Most facies models in the region are based on superb outcrops of Upper Miocene carbonate complexes, which are largely applicable to lesser known Lower and Middle Miocene carbonates. Narrow platforms with fringing reefs are predominant; lagoonal facies are poorly developed and commonly with variable amounts of terrigenous mixing. Extensive carbonate platforms with barrier reefs and lagoons occur in Oligocene-Lower Miocene carbonates but are very scarce or ephemeral in Upper Miocene platforms. The best outcrops show excellent preservation of depositional morphologies (platform slopes, reef buttresses and spur-and-grooves, reefal patches, skeletal sand bodies and lobes) and allow detailed paleogeographic reconstructions. Depositional sequences of different orders of magnitude display a basic stacking pattern consisting of vertical aggradation, progradation and offlaping (downstepping); faithfully reflecting inferred relative sea-level oscillations.
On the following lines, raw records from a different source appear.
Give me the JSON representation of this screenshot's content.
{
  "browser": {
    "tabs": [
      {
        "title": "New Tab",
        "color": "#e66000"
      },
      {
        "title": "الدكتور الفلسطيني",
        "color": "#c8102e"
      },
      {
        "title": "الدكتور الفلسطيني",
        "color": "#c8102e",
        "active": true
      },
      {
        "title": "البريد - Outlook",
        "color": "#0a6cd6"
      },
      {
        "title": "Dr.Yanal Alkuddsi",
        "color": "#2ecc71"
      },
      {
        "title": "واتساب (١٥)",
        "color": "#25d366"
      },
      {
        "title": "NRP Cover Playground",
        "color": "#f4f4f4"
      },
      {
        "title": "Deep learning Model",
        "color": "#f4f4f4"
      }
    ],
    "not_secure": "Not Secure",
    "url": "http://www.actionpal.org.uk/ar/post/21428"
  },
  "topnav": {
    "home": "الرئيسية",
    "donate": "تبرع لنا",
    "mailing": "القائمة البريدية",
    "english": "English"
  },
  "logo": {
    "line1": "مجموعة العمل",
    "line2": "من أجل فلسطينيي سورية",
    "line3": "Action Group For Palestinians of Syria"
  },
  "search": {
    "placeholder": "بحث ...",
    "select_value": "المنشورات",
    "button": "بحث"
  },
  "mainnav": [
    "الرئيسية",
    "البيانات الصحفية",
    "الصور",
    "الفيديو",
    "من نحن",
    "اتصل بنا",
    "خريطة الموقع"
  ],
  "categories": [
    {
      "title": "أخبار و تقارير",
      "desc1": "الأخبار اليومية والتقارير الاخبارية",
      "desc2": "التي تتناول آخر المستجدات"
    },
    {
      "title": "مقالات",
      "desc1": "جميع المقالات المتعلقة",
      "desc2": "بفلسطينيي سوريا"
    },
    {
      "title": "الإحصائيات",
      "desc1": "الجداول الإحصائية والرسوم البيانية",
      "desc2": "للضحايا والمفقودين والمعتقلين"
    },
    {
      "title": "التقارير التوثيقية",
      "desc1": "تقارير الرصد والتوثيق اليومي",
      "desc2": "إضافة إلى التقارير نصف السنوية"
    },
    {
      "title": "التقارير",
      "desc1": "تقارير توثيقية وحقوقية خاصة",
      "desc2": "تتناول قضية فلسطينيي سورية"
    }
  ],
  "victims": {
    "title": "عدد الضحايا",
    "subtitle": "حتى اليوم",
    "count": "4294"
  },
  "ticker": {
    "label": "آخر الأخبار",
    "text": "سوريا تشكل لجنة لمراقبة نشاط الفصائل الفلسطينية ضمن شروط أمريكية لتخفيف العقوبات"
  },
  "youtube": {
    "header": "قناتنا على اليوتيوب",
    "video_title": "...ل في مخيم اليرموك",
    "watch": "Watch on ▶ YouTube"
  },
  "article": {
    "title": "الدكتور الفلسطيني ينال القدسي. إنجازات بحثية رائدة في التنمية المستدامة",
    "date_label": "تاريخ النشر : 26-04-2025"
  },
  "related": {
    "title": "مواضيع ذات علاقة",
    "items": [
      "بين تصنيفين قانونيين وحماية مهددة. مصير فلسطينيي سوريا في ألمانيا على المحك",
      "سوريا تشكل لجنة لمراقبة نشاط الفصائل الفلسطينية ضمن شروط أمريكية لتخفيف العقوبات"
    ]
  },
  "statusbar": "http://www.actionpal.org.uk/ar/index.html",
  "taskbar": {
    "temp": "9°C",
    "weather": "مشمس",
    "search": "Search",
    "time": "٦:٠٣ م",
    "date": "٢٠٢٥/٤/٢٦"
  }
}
Coral diversity decreased from Early to Late Miocene times; part of the Messinian coral reefs are essentially monogeneric (Porites, one of the main reef builders in all Miocene times). There are also Messinian reefs with 3-5 coral species; variations in diversity reflect local conditions rather than age or basin-wide events. The largest Upper Miocene reef complexes tend to be monogeneric and show good vertical zonation in colonial morphologies. However, these vertical zonations cannot be generalized for an entire basin or even a single reef complex.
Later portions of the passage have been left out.